YU accuses Annan of bias in Kosovo report
UNITED NATIONS, Jun 22, 2000 -- (Reuters) Yugoslavia has accused U.N. Secretary General Kofi Annan of being biased and giving short shrift to the plight of Kosovo's minority Serbs in a recent report on security in the U.N.-administered province.
In a letter circulated on Wednesday, Belgrade's U.N. envoy, Vladislav Jovanovic said Annan marginalized the Serbs' woes while focusing on problems of Kosovo's ethnic Albanians, who make up the vast majority of the population.
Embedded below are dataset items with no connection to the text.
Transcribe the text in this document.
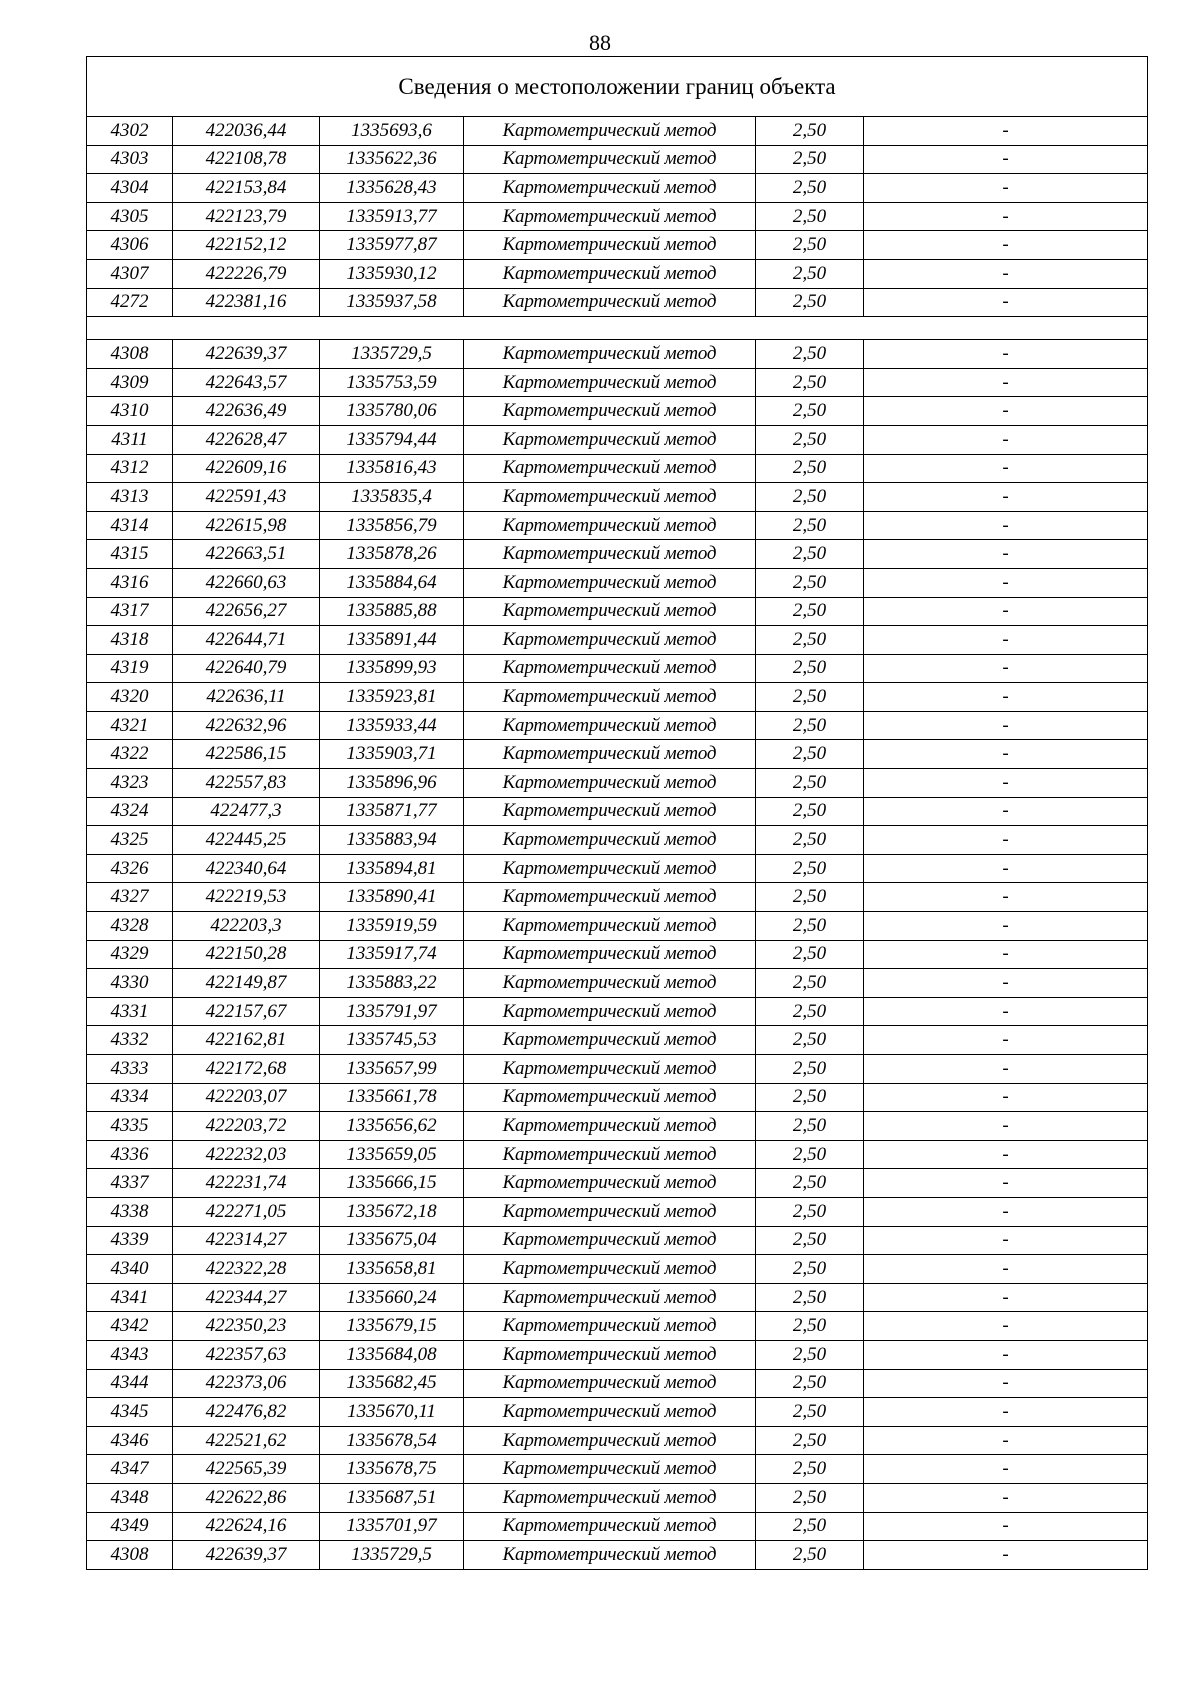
88
Сведения о местоположении границ объекта					
4302	422036,44	1335693,6	Картометрический метод	2,50	-
4303	422108,78	1335622,36	Картометрический метод	2,50	-
4304	422153,84	1335628,43	Картометрический метод	2,50	-
4305	422123,79	1335913,77	Картометрический метод	2,50	-
4306	422152,12	1335977,87	Картометрический метод	2,50	-
4307	422226,79	1335930,12	Картометрический метод	2,50	-
4272	422381,16	1335937,58	Картометрический метод	2,50	-

4308	422639,37	1335729,5	Картометрический метод	2,50	-
4309	422643,57	1335753,59	Картометрический метод	2,50	-
4310	422636,49	1335780,06	Картометрический метод	2,50	-
4311	422628,47	1335794,44	Картометрический метод	2,50	-
4312	422609,16	1335816,43	Картометрический метод	2,50	-
4313	422591,43	1335835,4	Картометрический метод	2,50	-
4314	422615,98	1335856,79	Картометрический метод	2,50	-
4315	422663,51	1335878,26	Картометрический метод	2,50	-
4316	422660,63	1335884,64	Картометрический метод	2,50	-
4317	422656,27	1335885,88	Картометрический метод	2,50	-
4318	422644,71	1335891,44	Картометрический метод	2,50	-
4319	422640,79	1335899,93	Картометрический метод	2,50	-
4320	422636,11	1335923,81	Картометрический метод	2,50	-
4321	422632,96	1335933,44	Картометрический метод	2,50	-
4322	422586,15	1335903,71	Картометрический метод	2,50	-
4323	422557,83	1335896,96	Картометрический метод	2,50	-
4324	422477,3	1335871,77	Картометрический метод	2,50	-
4325	422445,25	1335883,94	Картометрический метод	2,50	-
4326	422340,64	1335894,81	Картометрический метод	2,50	-
4327	422219,53	1335890,41	Картометрический метод	2,50	-
4328	422203,3	1335919,59	Картометрический метод	2,50	-
4329	422150,28	1335917,74	Картометрический метод	2,50	-
4330	422149,87	1335883,22	Картометрический метод	2,50	-
4331	422157,67	1335791,97	Картометрический метод	2,50	-
4332	422162,81	1335745,53	Картометрический метод	2,50	-
4333	422172,68	1335657,99	Картометрический метод	2,50	-
4334	422203,07	1335661,78	Картометрический метод	2,50	-
4335	422203,72	1335656,62	Картометрический метод	2,50	-
4336	422232,03	1335659,05	Картометрический метод	2,50	-
4337	422231,74	1335666,15	Картометрический метод	2,50	-
4338	422271,05	1335672,18	Картометрический метод	2,50	-
4339	422314,27	1335675,04	Картометрический метод	2,50	-
4340	422322,28	1335658,81	Картометрический метод	2,50	-
4341	422344,27	1335660,24	Картометрический метод	2,50	-
4342	422350,23	1335679,15	Картометрический метод	2,50	-
4343	422357,63	1335684,08	Картометрический метод	2,50	-
4344	422373,06	1335682,45	Картометрический метод	2,50	-
4345	422476,82	1335670,11	Картометрический метод	2,50	-
4346	422521,62	1335678,54	Картометрический метод	2,50	-
4347	422565,39	1335678,75	Картометрический метод	2,50	-
4348	422622,86	1335687,51	Картометрический метод	2,50	-
4349	422624,16	1335701,97	Картометрический метод	2,50	-
4308	422639,37	1335729,5	Картометрический метод	2,50	-
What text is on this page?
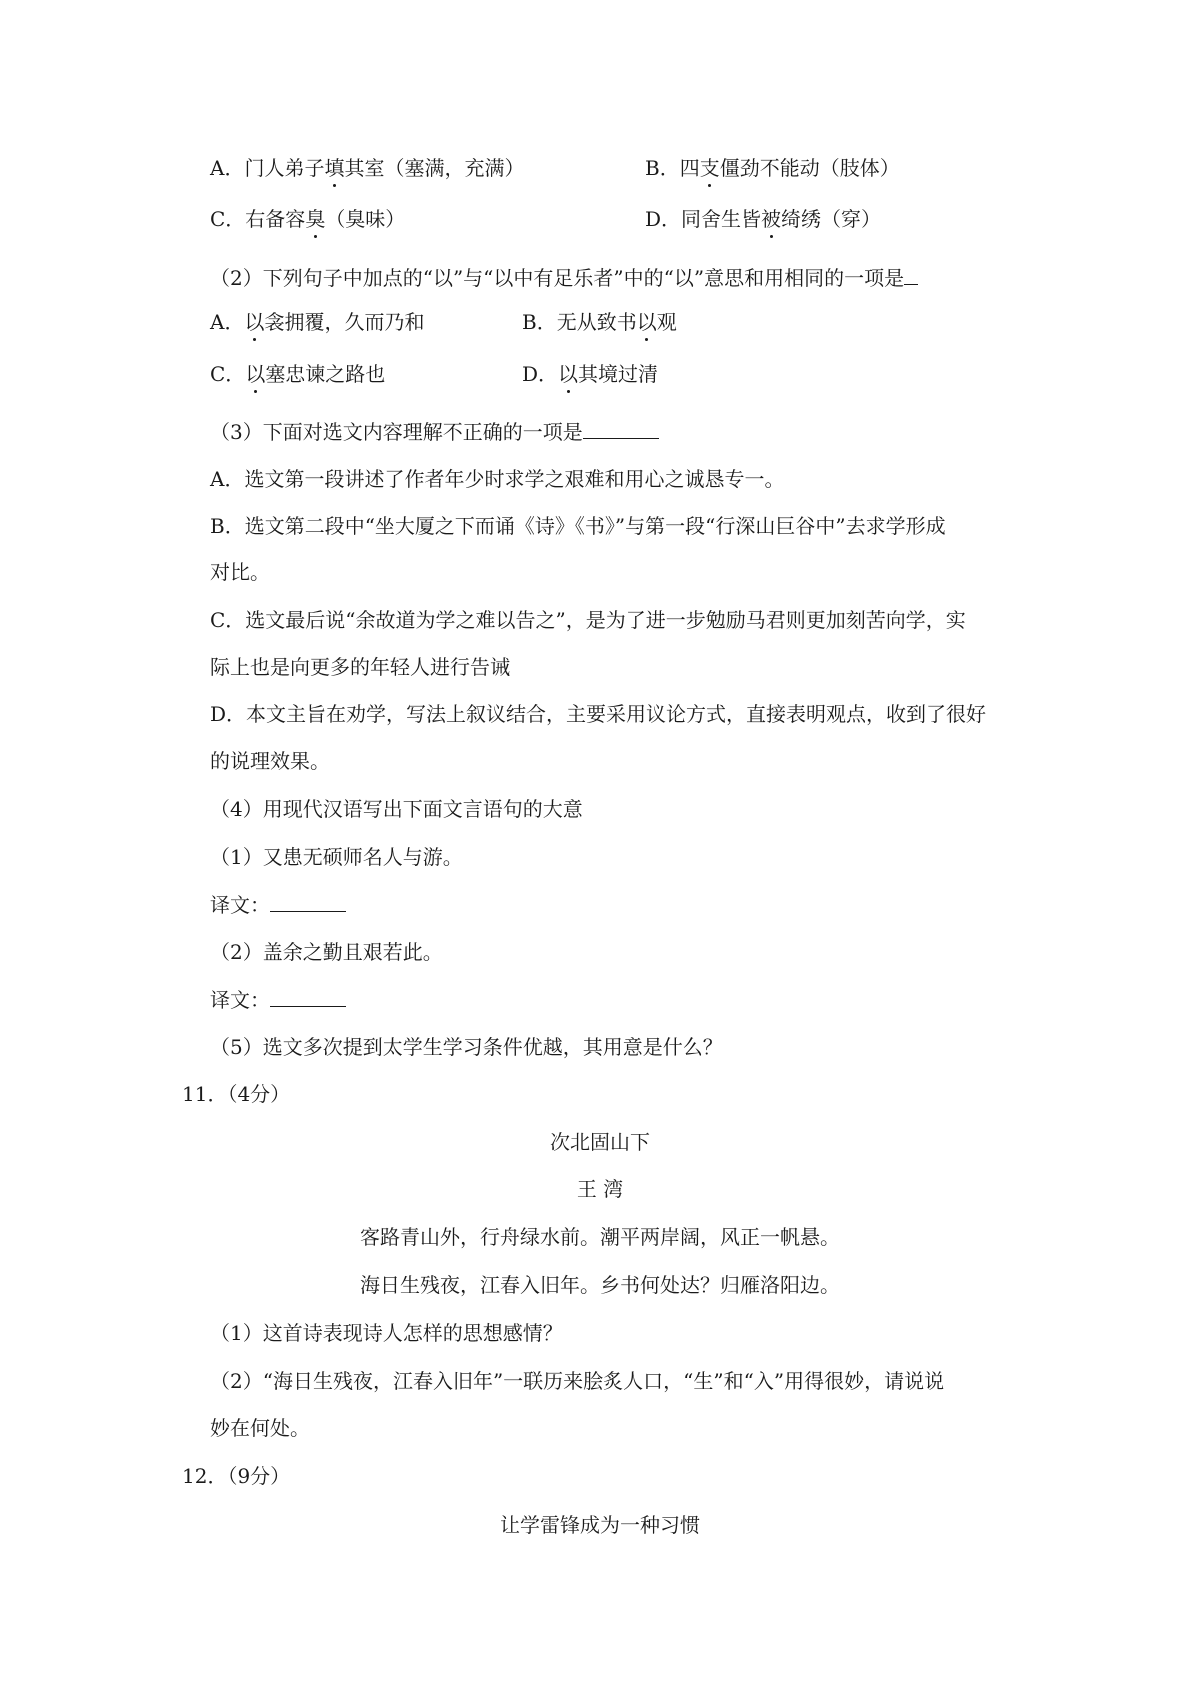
A．门人弟子填其室（塞满，充满）	B．四支僵劲不能动（肢体）
C．右备容臭（臭味）	D．同舍生皆被绮绣（穿）
（2）下列句子中加点的“以”与“以中有足乐者”中的“以”意思和用相同的一项是
A．以衾拥覆，久而乃和	B．无从致书以观
C．以塞忠谏之路也	D．以其境过清
（3）下面对选文内容理解不正确的一项是
A．选文第一段讲述了作者年少时求学之艰难和用心之诚恳专一。
B．选文第二段中“坐大厦之下而诵《诗》《书》”与第一段“行深山巨谷中”去求学形成
对比。
C．选文最后说“余故道为学之难以告之”，是为了进一步勉励马君则更加刻苦向学，实
际上也是向更多的年轻人进行告诫
D．本文主旨在劝学，写法上叙议结合，主要采用议论方式，直接表明观点，收到了很好
的说理效果。
（4）用现代汉语写出下面文言语句的大意
（1）又患无硕师名人与游。
译文：
（2）盖余之勤且艰若此。
译文：
（5）选文多次提到太学生学习条件优越，其用意是什么？
11．（4分）
次北固山下
王 湾
客路青山外，行舟绿水前。潮平两岸阔，风正一帆悬。
海日生残夜，江春入旧年。乡书何处达？归雁洛阳边。
（1）这首诗表现诗人怎样的思想感情？
（2）“海日生残夜，江春入旧年”一联历来脍炙人口，“生”和“入”用得很妙，请说说
妙在何处。
12．（9分）
让学雷锋成为一种习惯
While Annan's report said that a flurry of recent attacks on Kosovo Serbs appeared orchestrated, "the perpetrators are not condemned and called to account, while the responsibility of ethnic Albanian leaders is not highlighted," Jovanovic said.
"No mention is made of the failure of the (NATO-led) Kosovo Force and the U.N. Interim Administration Mission in Kosovo to provide a secure environment," he charged.
Annan's June 8 report focused on the security situation in the Yugoslav province. The United Nations is in charge of civilian administration and international police while NATO has organized the 40,000 peacekeepers.
The Security Council authorized the U.N. mission following an 11-week NATO air campaign to force Belgrade to stop repressing the ethnic Albanians, withdraw its troops and permit the return of hundreds of thousands of refugees who had fled.
Annan said the attacks had undermined Serb confidence in the future and added the international community had not intervened in Kosovo "to make it a haven for revenge and crime."
Jovanovic's letter accused the U.N. mission of detaining 450 Serbs without legal basis and of failing to protect and promote the human rights of Serbs and other non-Albanians.
He also said the mission had failed to demilitarize the Kosovo Liberation Army, a guerrilla force that battled Serb forces during the Kosovo conflict. The army, he said, had now "metamorphosed into the armed wing of the ethnic Albanian narco-mafia."